I shook my head negatively back and forth with my mouth full of cookies.

“It’s good for a boy to grow up and become a man.  Anyhow, I’d just come through this way to visit a cousin of mine who still lives not far from here, and we and some friends went out looking for something to do, when we wandered up here on Bible Hill one afternoon.  We sat around, not doing anything much in particular, just shooting the breeze, when this pretty little gal walked by.”  Virgil turned and winked, lay’n his hand to Edith’s arm.  She radiated affection back at him in return.
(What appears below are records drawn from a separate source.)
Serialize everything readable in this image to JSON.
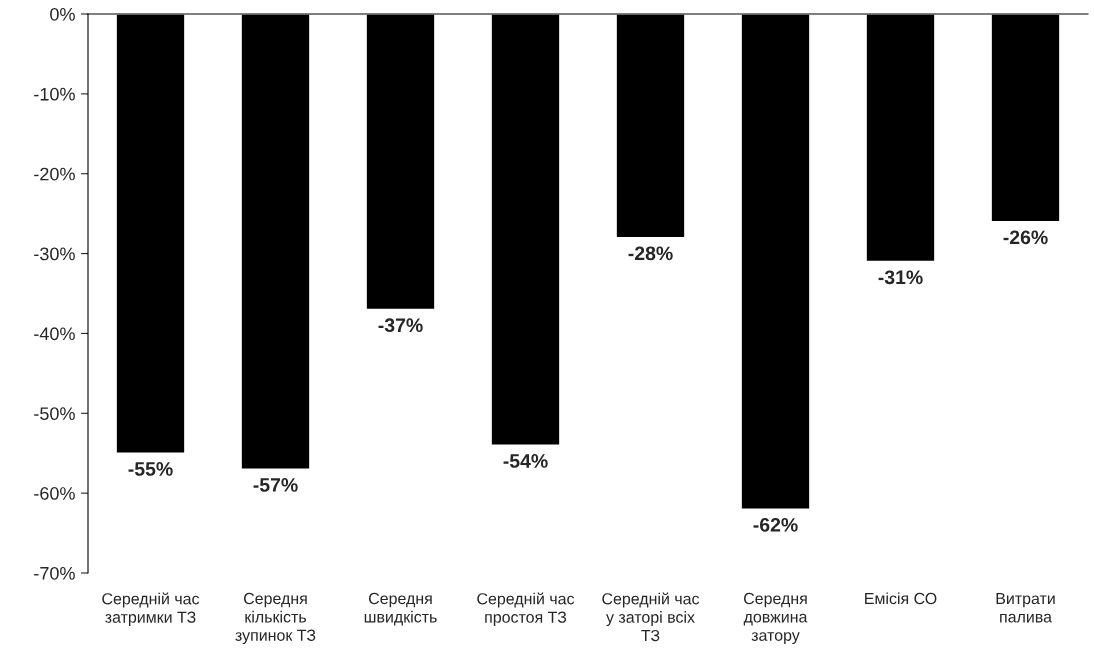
{
  "chart_data": {
    "type": "bar",
    "categories": [
      "Середній час\nзатримки ТЗ",
      "Середня\nкількість\nзупинок ТЗ",
      "Середня\nшвидкість",
      "Середній час\nпростоя ТЗ",
      "Середній час\nу заторі всіх\nТЗ",
      "Середня\nдовжина\nзатору",
      "Емісія СО",
      "Витрати\nпалива"
    ],
    "values": [
      -55,
      -57,
      -37,
      -54,
      -28,
      -62,
      -31,
      -26
    ],
    "value_labels": [
      "-55%",
      "-57%",
      "-37%",
      "-54%",
      "-28%",
      "-62%",
      "-31%",
      "-26%"
    ],
    "color": "#000000",
    "ylim": [
      -70,
      0
    ],
    "yticks": [
      {
        "value": 0,
        "label": "0%"
      },
      {
        "value": -10,
        "label": "-10%"
      },
      {
        "value": -20,
        "label": "-20%"
      },
      {
        "value": -30,
        "label": "-30%"
      },
      {
        "value": -40,
        "label": "-40%"
      },
      {
        "value": -50,
        "label": "-50%"
      },
      {
        "value": -60,
        "label": "-60%"
      },
      {
        "value": -70,
        "label": "-70%"
      }
    ],
    "grid": false
  }
}
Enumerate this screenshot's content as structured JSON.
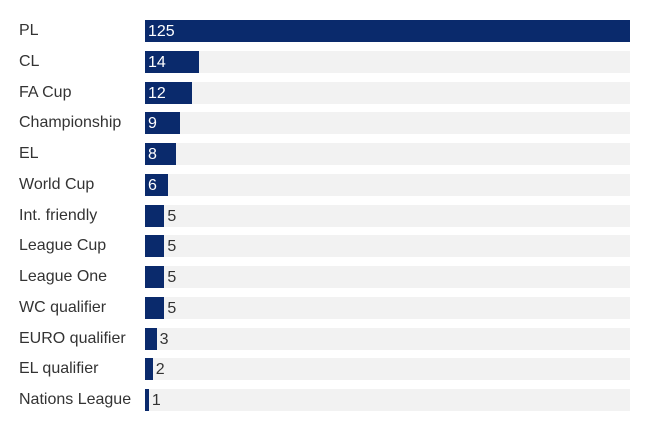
{
  "chart_data": {
    "type": "bar",
    "orientation": "horizontal",
    "categories": [
      "PL",
      "CL",
      "FA Cup",
      "Championship",
      "EL",
      "World Cup",
      "Int. friendly",
      "League Cup",
      "League One",
      "WC qualifier",
      "EURO qualifier",
      "EL qualifier",
      "Nations League"
    ],
    "values": [
      125,
      14,
      12,
      9,
      8,
      6,
      5,
      5,
      5,
      5,
      3,
      2,
      1
    ],
    "xlim": [
      0,
      125
    ],
    "grid": false,
    "colors": {
      "bar": "#0a2a6c",
      "track": "#f2f2f2",
      "label": "#333333",
      "value_inside": "#ffffff",
      "value_outside": "#333333"
    }
  }
}
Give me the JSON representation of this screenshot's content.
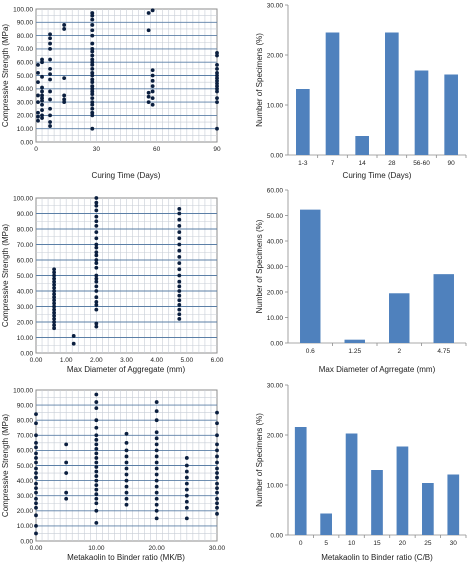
{
  "chart_data": [
    {
      "type": "scatter",
      "xlabel": "Curing Time (Days)",
      "ylabel": "Compressive Strength (MPa)",
      "xlim": [
        0,
        90
      ],
      "ylim": [
        0,
        100
      ],
      "xticks": [
        "0",
        "30",
        "60",
        "90"
      ],
      "yticks": [
        "0.00",
        "10.00",
        "20.00",
        "30.00",
        "40.00",
        "50.00",
        "60.00",
        "70.00",
        "80.00",
        "90.00",
        "100.00"
      ],
      "grid": true,
      "marker_color": "#0b1f3f",
      "points": [
        [
          1,
          16
        ],
        [
          1,
          19
        ],
        [
          1,
          22
        ],
        [
          1,
          30
        ],
        [
          1,
          35
        ],
        [
          1,
          45
        ],
        [
          1,
          52
        ],
        [
          1,
          58
        ],
        [
          3,
          18
        ],
        [
          3,
          20
        ],
        [
          3,
          24
        ],
        [
          3,
          28
        ],
        [
          3,
          31
        ],
        [
          3,
          33
        ],
        [
          3,
          35
        ],
        [
          3,
          38
        ],
        [
          3,
          41
        ],
        [
          3,
          49
        ],
        [
          3,
          60
        ],
        [
          3,
          62
        ],
        [
          7,
          12
        ],
        [
          7,
          15
        ],
        [
          7,
          20
        ],
        [
          7,
          25
        ],
        [
          7,
          32
        ],
        [
          7,
          38
        ],
        [
          7,
          47
        ],
        [
          7,
          51
        ],
        [
          7,
          55
        ],
        [
          7,
          62
        ],
        [
          7,
          70
        ],
        [
          7,
          74
        ],
        [
          7,
          78
        ],
        [
          7,
          81
        ],
        [
          14,
          30
        ],
        [
          14,
          32
        ],
        [
          14,
          35
        ],
        [
          14,
          48
        ],
        [
          14,
          85
        ],
        [
          14,
          88
        ],
        [
          28,
          10
        ],
        [
          28,
          20
        ],
        [
          28,
          22
        ],
        [
          28,
          25
        ],
        [
          28,
          28
        ],
        [
          28,
          30
        ],
        [
          28,
          33
        ],
        [
          28,
          36
        ],
        [
          28,
          38
        ],
        [
          28,
          40
        ],
        [
          28,
          42
        ],
        [
          28,
          45
        ],
        [
          28,
          47
        ],
        [
          28,
          50
        ],
        [
          28,
          52
        ],
        [
          28,
          55
        ],
        [
          28,
          58
        ],
        [
          28,
          60
        ],
        [
          28,
          62
        ],
        [
          28,
          65
        ],
        [
          28,
          68
        ],
        [
          28,
          70
        ],
        [
          28,
          74
        ],
        [
          28,
          80
        ],
        [
          28,
          84
        ],
        [
          28,
          88
        ],
        [
          28,
          92
        ],
        [
          28,
          95
        ],
        [
          28,
          97
        ],
        [
          56,
          30
        ],
        [
          56,
          34
        ],
        [
          56,
          37
        ],
        [
          56,
          84
        ],
        [
          56,
          97
        ],
        [
          58,
          28
        ],
        [
          58,
          33
        ],
        [
          58,
          38
        ],
        [
          58,
          42
        ],
        [
          58,
          46
        ],
        [
          58,
          50
        ],
        [
          58,
          54
        ],
        [
          58,
          99
        ],
        [
          90,
          10
        ],
        [
          90,
          30
        ],
        [
          90,
          33
        ],
        [
          90,
          38
        ],
        [
          90,
          40
        ],
        [
          90,
          42
        ],
        [
          90,
          44
        ],
        [
          90,
          46
        ],
        [
          90,
          48
        ],
        [
          90,
          50
        ],
        [
          90,
          52
        ],
        [
          90,
          55
        ],
        [
          90,
          58
        ],
        [
          90,
          65
        ],
        [
          90,
          67
        ]
      ]
    },
    {
      "type": "bar",
      "categories": [
        "1-3",
        "7",
        "14",
        "28",
        "56-60",
        "90"
      ],
      "values": [
        13.2,
        24.5,
        3.8,
        24.5,
        16.9,
        16.1
      ],
      "xlabel": "Curing Time (Days)",
      "ylabel": "Number of Specimens (%)",
      "ylim": [
        0,
        30
      ],
      "yticks": [
        "0.00",
        "10.00",
        "20.00",
        "30.00"
      ],
      "bar_color": "#4f81bd"
    },
    {
      "type": "scatter",
      "xlabel": "Max Diameter of Aggregate (mm)",
      "ylabel": "Compressive Strength (MPa)",
      "xlim": [
        0,
        6
      ],
      "ylim": [
        0,
        100
      ],
      "xticks": [
        "0.00",
        "1.00",
        "2.00",
        "3.00",
        "4.00",
        "5.00",
        "6.00"
      ],
      "yticks": [
        "0.00",
        "10.00",
        "20.00",
        "30.00",
        "40.00",
        "50.00",
        "60.00",
        "70.00",
        "80.00",
        "90.00",
        "100.00"
      ],
      "grid": true,
      "marker_color": "#0b1f3f",
      "points": [
        [
          0.6,
          16
        ],
        [
          0.6,
          18
        ],
        [
          0.6,
          20
        ],
        [
          0.6,
          22
        ],
        [
          0.6,
          24
        ],
        [
          0.6,
          26
        ],
        [
          0.6,
          28
        ],
        [
          0.6,
          30
        ],
        [
          0.6,
          32
        ],
        [
          0.6,
          34
        ],
        [
          0.6,
          36
        ],
        [
          0.6,
          38
        ],
        [
          0.6,
          40
        ],
        [
          0.6,
          42
        ],
        [
          0.6,
          44
        ],
        [
          0.6,
          46
        ],
        [
          0.6,
          48
        ],
        [
          0.6,
          50
        ],
        [
          0.6,
          52
        ],
        [
          0.6,
          54
        ],
        [
          1.25,
          6
        ],
        [
          1.25,
          11
        ],
        [
          2,
          17
        ],
        [
          2,
          19
        ],
        [
          2,
          28
        ],
        [
          2,
          31
        ],
        [
          2,
          33
        ],
        [
          2,
          36
        ],
        [
          2,
          40
        ],
        [
          2,
          43
        ],
        [
          2,
          46
        ],
        [
          2,
          48
        ],
        [
          2,
          50
        ],
        [
          2,
          55
        ],
        [
          2,
          58
        ],
        [
          2,
          60
        ],
        [
          2,
          63
        ],
        [
          2,
          65
        ],
        [
          2,
          68
        ],
        [
          2,
          70
        ],
        [
          2,
          74
        ],
        [
          2,
          78
        ],
        [
          2,
          82
        ],
        [
          2,
          85
        ],
        [
          2,
          88
        ],
        [
          2,
          92
        ],
        [
          2,
          95
        ],
        [
          2,
          97
        ],
        [
          2,
          100
        ],
        [
          4.75,
          22
        ],
        [
          4.75,
          25
        ],
        [
          4.75,
          28
        ],
        [
          4.75,
          31
        ],
        [
          4.75,
          34
        ],
        [
          4.75,
          37
        ],
        [
          4.75,
          40
        ],
        [
          4.75,
          43
        ],
        [
          4.75,
          46
        ],
        [
          4.75,
          50
        ],
        [
          4.75,
          54
        ],
        [
          4.75,
          58
        ],
        [
          4.75,
          62
        ],
        [
          4.75,
          66
        ],
        [
          4.75,
          70
        ],
        [
          4.75,
          74
        ],
        [
          4.75,
          78
        ],
        [
          4.75,
          82
        ],
        [
          4.75,
          86
        ],
        [
          4.75,
          90
        ],
        [
          4.75,
          93
        ]
      ]
    },
    {
      "type": "bar",
      "categories": [
        "0.6",
        "1.25",
        "2",
        "4.75"
      ],
      "values": [
        52.3,
        1.3,
        19.5,
        27.0
      ],
      "xlabel": "Max Diameter of Agrregate (mm)",
      "ylabel": "Number of Specimens (%)",
      "ylim": [
        0,
        60
      ],
      "yticks": [
        "0.00",
        "10.00",
        "20.00",
        "30.00",
        "40.00",
        "50.00",
        "60.00"
      ],
      "bar_color": "#4f81bd"
    },
    {
      "type": "scatter",
      "xlabel": "Metakaolin to Binder ratio (MK/B)",
      "ylabel": "Compressive Strength (MPa)",
      "xlim": [
        0,
        30
      ],
      "ylim": [
        0,
        100
      ],
      "xticks": [
        "0.00",
        "10.00",
        "20.00",
        "30.00"
      ],
      "yticks": [
        "0.00",
        "10.00",
        "20.00",
        "30.00",
        "40.00",
        "50.00",
        "60.00",
        "70.00",
        "80.00",
        "90.00",
        "100.00"
      ],
      "grid": true,
      "marker_color": "#0b1f3f",
      "points": [
        [
          0,
          5
        ],
        [
          0,
          10
        ],
        [
          0,
          17
        ],
        [
          0,
          22
        ],
        [
          0,
          25
        ],
        [
          0,
          28
        ],
        [
          0,
          32
        ],
        [
          0,
          35
        ],
        [
          0,
          38
        ],
        [
          0,
          42
        ],
        [
          0,
          45
        ],
        [
          0,
          48
        ],
        [
          0,
          52
        ],
        [
          0,
          55
        ],
        [
          0,
          58
        ],
        [
          0,
          62
        ],
        [
          0,
          65
        ],
        [
          0,
          70
        ],
        [
          0,
          78
        ],
        [
          0,
          84
        ],
        [
          5,
          28
        ],
        [
          5,
          32
        ],
        [
          5,
          45
        ],
        [
          5,
          52
        ],
        [
          5,
          64
        ],
        [
          10,
          12
        ],
        [
          10,
          20
        ],
        [
          10,
          25
        ],
        [
          10,
          28
        ],
        [
          10,
          31
        ],
        [
          10,
          34
        ],
        [
          10,
          37
        ],
        [
          10,
          40
        ],
        [
          10,
          43
        ],
        [
          10,
          46
        ],
        [
          10,
          49
        ],
        [
          10,
          52
        ],
        [
          10,
          55
        ],
        [
          10,
          58
        ],
        [
          10,
          61
        ],
        [
          10,
          64
        ],
        [
          10,
          67
        ],
        [
          10,
          70
        ],
        [
          10,
          75
        ],
        [
          10,
          80
        ],
        [
          10,
          88
        ],
        [
          10,
          92
        ],
        [
          10,
          97
        ],
        [
          15,
          24
        ],
        [
          15,
          28
        ],
        [
          15,
          32
        ],
        [
          15,
          36
        ],
        [
          15,
          40
        ],
        [
          15,
          44
        ],
        [
          15,
          48
        ],
        [
          15,
          52
        ],
        [
          15,
          56
        ],
        [
          15,
          60
        ],
        [
          15,
          65
        ],
        [
          15,
          71
        ],
        [
          20,
          15
        ],
        [
          20,
          20
        ],
        [
          20,
          24
        ],
        [
          20,
          28
        ],
        [
          20,
          32
        ],
        [
          20,
          36
        ],
        [
          20,
          40
        ],
        [
          20,
          44
        ],
        [
          20,
          48
        ],
        [
          20,
          52
        ],
        [
          20,
          56
        ],
        [
          20,
          60
        ],
        [
          20,
          64
        ],
        [
          20,
          68
        ],
        [
          20,
          72
        ],
        [
          20,
          80
        ],
        [
          20,
          86
        ],
        [
          20,
          92
        ],
        [
          25,
          15
        ],
        [
          25,
          22
        ],
        [
          25,
          26
        ],
        [
          25,
          30
        ],
        [
          25,
          34
        ],
        [
          25,
          38
        ],
        [
          25,
          42
        ],
        [
          25,
          46
        ],
        [
          25,
          50
        ],
        [
          25,
          55
        ],
        [
          30,
          18
        ],
        [
          30,
          22
        ],
        [
          30,
          25
        ],
        [
          30,
          28
        ],
        [
          30,
          32
        ],
        [
          30,
          35
        ],
        [
          30,
          38
        ],
        [
          30,
          42
        ],
        [
          30,
          45
        ],
        [
          30,
          48
        ],
        [
          30,
          52
        ],
        [
          30,
          56
        ],
        [
          30,
          60
        ],
        [
          30,
          64
        ],
        [
          30,
          70
        ],
        [
          30,
          78
        ],
        [
          30,
          85
        ]
      ]
    },
    {
      "type": "bar",
      "categories": [
        "0",
        "5",
        "10",
        "15",
        "20",
        "25",
        "30"
      ],
      "values": [
        21.6,
        4.3,
        20.3,
        13.0,
        17.7,
        10.4,
        12.1
      ],
      "xlabel": "Metakaolin to Binder ratio (C/B)",
      "ylabel": "Number of Specimens (%)",
      "ylim": [
        0,
        30
      ],
      "yticks": [
        "0.00",
        "10.00",
        "20.00",
        "30.00"
      ],
      "bar_color": "#4f81bd"
    }
  ]
}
“Of course, in those days I thought I was something real special, so I said to her, ‘Hey, girlie, how’d you like to go to the dance with me Saturday?’  And she stopped in her tracks and said, ‘Can’t do that, but you can come to church with me tonight if you like.’  Before I knew it, I said I would.  The fellers with me thought I was crazy, that her folks went to a holy-roller church.  But I didn’t care.  I was in love at first sight.  So I borrowed my cousin’s car to drive over to the church and meet up with Edith and her family.  They were having revival out at the Tabernacle, and I was privileged to be introduced to Brother Hiram, who preached things I never heard before.  That night my heart was touched with the anointing, and my life was changed forever.  That was forty-seven years ago, friend.”

“Praise Him,” Edith gazed dreamily up at the roof of the van.

Just then I heard something rustle
n behind me.  I turned to investigate the odd sound.  It was coming from underneath a Tupperware tub on top of a folded red-checkerboard tablecloth.  I moved the plastic container and lifted the tablecloth.  Underneath was a wooden crate with a clear plastic lid held in place with a couple’a bricks.  Coiled up inside was a half-dozen copperheads....

“Nyyyaaaaaagggggghhhhhhh!”

“The serpents are for church,” Edith smiled.

Virgil’s mirror image frowned, “Please watch your tongue, friend.”